Hari pertama menjabat Perdana Menteri Inggris, Rishi Sunak mengumumkan kabinet. Formasi kabinetnya membawa pesan pentingnya kesatuan dan stabilitas.
Oleh
Redaksi
·2 menit baca
Rishi Sunak (42), Perdana Menteri Inggris pertama warga keturunan Asia, adalah PM ketiga dalam tujuh pekan terakhir di negara itu. Ini pergantian tercepat orang nomor satu di Downing Street 10, kediaman resmi PM Inggris, dalam hampir satu abad terakhir. Demikian BBC mencatat drama politik di Inggris akhir-akhir ini sembari melemparkan pertanyaan ”nakal”: apakah tren ini akan menjadi normal baru dalam perpolitikan Inggris?
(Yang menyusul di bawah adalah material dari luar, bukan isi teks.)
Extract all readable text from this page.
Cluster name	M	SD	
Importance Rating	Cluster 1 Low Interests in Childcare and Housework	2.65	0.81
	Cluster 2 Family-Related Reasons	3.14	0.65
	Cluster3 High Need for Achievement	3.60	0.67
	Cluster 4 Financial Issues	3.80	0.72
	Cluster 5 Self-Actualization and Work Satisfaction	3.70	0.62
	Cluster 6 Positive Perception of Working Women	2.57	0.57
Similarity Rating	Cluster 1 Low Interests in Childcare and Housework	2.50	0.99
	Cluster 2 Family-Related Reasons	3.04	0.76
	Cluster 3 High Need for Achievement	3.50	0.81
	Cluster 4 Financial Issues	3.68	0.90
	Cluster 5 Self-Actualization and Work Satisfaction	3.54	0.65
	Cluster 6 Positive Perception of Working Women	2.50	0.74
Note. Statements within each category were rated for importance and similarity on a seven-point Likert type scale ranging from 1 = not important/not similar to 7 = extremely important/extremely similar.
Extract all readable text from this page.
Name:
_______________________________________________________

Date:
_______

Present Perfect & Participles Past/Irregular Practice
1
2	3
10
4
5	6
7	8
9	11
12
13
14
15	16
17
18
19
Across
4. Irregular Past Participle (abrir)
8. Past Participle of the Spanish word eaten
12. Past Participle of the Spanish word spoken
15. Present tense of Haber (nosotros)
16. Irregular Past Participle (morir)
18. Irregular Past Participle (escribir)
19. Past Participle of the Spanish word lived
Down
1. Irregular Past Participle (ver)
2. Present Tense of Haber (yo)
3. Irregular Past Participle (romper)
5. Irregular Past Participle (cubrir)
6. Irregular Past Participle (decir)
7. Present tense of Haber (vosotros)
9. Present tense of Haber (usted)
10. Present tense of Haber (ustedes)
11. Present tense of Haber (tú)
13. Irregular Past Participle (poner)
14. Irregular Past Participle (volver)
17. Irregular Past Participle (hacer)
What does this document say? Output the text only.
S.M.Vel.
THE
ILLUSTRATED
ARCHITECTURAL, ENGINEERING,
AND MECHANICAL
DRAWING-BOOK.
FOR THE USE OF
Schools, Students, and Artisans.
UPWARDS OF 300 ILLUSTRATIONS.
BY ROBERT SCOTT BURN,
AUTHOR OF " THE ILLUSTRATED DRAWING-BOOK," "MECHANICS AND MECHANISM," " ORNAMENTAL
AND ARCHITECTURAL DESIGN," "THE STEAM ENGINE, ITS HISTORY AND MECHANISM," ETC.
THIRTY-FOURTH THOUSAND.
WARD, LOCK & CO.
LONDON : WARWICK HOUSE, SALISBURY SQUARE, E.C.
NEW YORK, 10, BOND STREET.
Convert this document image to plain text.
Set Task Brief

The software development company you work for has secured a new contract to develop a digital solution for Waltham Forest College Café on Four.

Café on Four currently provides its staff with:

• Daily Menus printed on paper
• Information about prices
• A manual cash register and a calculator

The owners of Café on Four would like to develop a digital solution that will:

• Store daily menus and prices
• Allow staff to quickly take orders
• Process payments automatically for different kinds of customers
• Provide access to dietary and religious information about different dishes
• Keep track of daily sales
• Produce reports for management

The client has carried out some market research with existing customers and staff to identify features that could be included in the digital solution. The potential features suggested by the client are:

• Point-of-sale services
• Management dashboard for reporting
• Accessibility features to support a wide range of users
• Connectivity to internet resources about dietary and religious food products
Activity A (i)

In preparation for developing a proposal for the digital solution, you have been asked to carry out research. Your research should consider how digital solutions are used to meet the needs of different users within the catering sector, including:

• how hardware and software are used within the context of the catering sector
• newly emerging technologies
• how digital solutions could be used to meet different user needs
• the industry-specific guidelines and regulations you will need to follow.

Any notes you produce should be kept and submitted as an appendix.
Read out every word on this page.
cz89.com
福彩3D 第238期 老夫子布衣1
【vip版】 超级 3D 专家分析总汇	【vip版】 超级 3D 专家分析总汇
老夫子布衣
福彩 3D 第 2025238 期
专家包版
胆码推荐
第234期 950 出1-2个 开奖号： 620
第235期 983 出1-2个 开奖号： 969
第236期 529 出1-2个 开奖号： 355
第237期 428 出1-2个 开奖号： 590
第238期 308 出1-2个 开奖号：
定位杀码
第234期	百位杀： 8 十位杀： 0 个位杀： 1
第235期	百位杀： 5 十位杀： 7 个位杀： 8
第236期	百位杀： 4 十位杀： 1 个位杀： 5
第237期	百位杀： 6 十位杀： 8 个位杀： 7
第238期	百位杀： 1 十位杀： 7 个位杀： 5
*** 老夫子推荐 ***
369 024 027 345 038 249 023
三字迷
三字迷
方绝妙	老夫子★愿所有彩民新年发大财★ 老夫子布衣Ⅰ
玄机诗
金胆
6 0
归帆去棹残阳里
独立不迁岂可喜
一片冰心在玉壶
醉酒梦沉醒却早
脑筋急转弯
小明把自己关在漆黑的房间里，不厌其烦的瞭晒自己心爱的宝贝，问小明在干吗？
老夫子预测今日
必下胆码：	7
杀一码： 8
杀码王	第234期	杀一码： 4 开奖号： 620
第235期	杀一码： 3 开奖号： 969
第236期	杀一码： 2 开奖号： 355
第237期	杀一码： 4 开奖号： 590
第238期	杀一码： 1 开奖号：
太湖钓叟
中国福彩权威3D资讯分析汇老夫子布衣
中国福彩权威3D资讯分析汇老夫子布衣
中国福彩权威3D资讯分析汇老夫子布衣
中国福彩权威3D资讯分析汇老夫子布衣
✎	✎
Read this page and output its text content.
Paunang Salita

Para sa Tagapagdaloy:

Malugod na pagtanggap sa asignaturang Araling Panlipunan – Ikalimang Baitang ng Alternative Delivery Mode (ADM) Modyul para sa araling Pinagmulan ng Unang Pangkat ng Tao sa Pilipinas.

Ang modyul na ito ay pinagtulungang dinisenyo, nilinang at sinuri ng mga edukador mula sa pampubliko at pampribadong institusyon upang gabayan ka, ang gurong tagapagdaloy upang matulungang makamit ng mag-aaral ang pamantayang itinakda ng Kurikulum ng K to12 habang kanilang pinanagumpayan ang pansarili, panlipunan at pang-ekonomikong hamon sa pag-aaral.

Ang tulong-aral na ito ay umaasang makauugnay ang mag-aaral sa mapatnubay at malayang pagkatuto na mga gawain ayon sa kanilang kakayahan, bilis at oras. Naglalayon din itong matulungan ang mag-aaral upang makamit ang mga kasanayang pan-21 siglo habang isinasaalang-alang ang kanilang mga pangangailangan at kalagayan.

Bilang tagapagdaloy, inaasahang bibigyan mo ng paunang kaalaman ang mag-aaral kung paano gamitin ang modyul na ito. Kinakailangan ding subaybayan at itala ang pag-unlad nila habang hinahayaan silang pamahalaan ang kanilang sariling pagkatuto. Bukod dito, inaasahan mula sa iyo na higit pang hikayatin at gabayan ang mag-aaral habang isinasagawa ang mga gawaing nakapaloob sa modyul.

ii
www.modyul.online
Sunak menggantikan Liz Truss, yang memerintah hanya selama 44 hari, dan dilantik menjadi PM oleh Raja Charles III, Selasa (25/10/2022). Perjalanannya ke puncak karier politik terbilang cepat. Pertama kali terpilih menjadi anggota parlemen tahun 2015, lalu menjabat menteri muda tiga tahun kemudian dan menteri keuangan pada 2019, Sunak praktis hanya butuh waktu tujuh tahun untuk menduduki kursi PM.
Ia adalah pemimpin kelima Partai Konservatif setelah referendum Brexit tahun 2016. Namun, seperti sudah lumrah di dunia politik, perjalanan Sunak tak luput dari akrobat politik yang menyebabkan rival-rival politiknya bertambah. Ia, misalnya, ikut berperan dalam tumbangnya Boris Johnson dari kursi PM, Juli lalu, lewat pengunduran dirinya dari kabinet menyusul serangkaian skandal yang membelit Johnson.
Namun, seperti diamati pakar politik Universitas London, Tim Bale, melesatnya karier politik Sunak tidak lepas dari pilihan politiknya bergabung ke kubu ”Keluar” dalam referendum Brexit 2016 (The Economist, 24 Oktober 2022). Terkait Brexit, keluarnya Inggris dari Uni Eropa, meski sudah berlangsung enam tahun lalu, dampak keterbelahan di publik Inggris masih terasa hingga hari ini. Keterbelahan ini—dalam beberapa isu—juga terjadi di Partai Konservatif yang kini dipimpin Sunak.
Itu sebabnya, bisa dimengerti jika dalam menyusun kabinet, Sunak berupaya memulihkan kesatuan dan menjaga stabilitas di partainya terlebih dahulu. Hal ini terlihat dari beberapa menteri yang ditunjuknya dalam posisi penting: Jeremy Hunt sebagai Menteri Keuangan, James Cleverly sebagai Menteri Luar Negeri, dan Ben Wallace sebagai Menteri Pertahanan. Hunt telah ditunjuk di posisinya pada pemerintahan Truss, Cleverly adalah representasi sejumlah anggota senior parlemen yang tidak mendukung Sunak, sedangkan Wallace adalah orang dekat Johnson.
Di dalam kabinet Sunak juga muncul nama Suella Braverman dari faksi sayap kanan garis keras sebagai Menteri Dalam Negeri. Sumber di Downing Street 10, yang dikutip beberapa media, menyebut komposisi kabinet Sunak ”merefleksikan partai yang coba disatukan dan satu kabinet yang berpengalaman penuh, guna memastikan di masa ketidakpastian ini bahwa ada kontinuitas di jantung pemerintahan”.
Bagi publik Inggris, problem pemulihan ekonomi negara mereka tentu menjadi perhatian utama. Namun, bagi kita, perhatian tertuju pada Cleverly, sosok Menlu yang menjadi ujung tombak kebijakan luar negeri Inggris. Tak ada perubahan dalam kebijakan luar negeri Inggris mengenai isu-isu utama saat ini. Inggris—bersama AS—tetap menjadi pendukung utama Ukraina dalam perang melawan Rusia dan menjadi sekutu utama Washington menghadang kebangkitan China.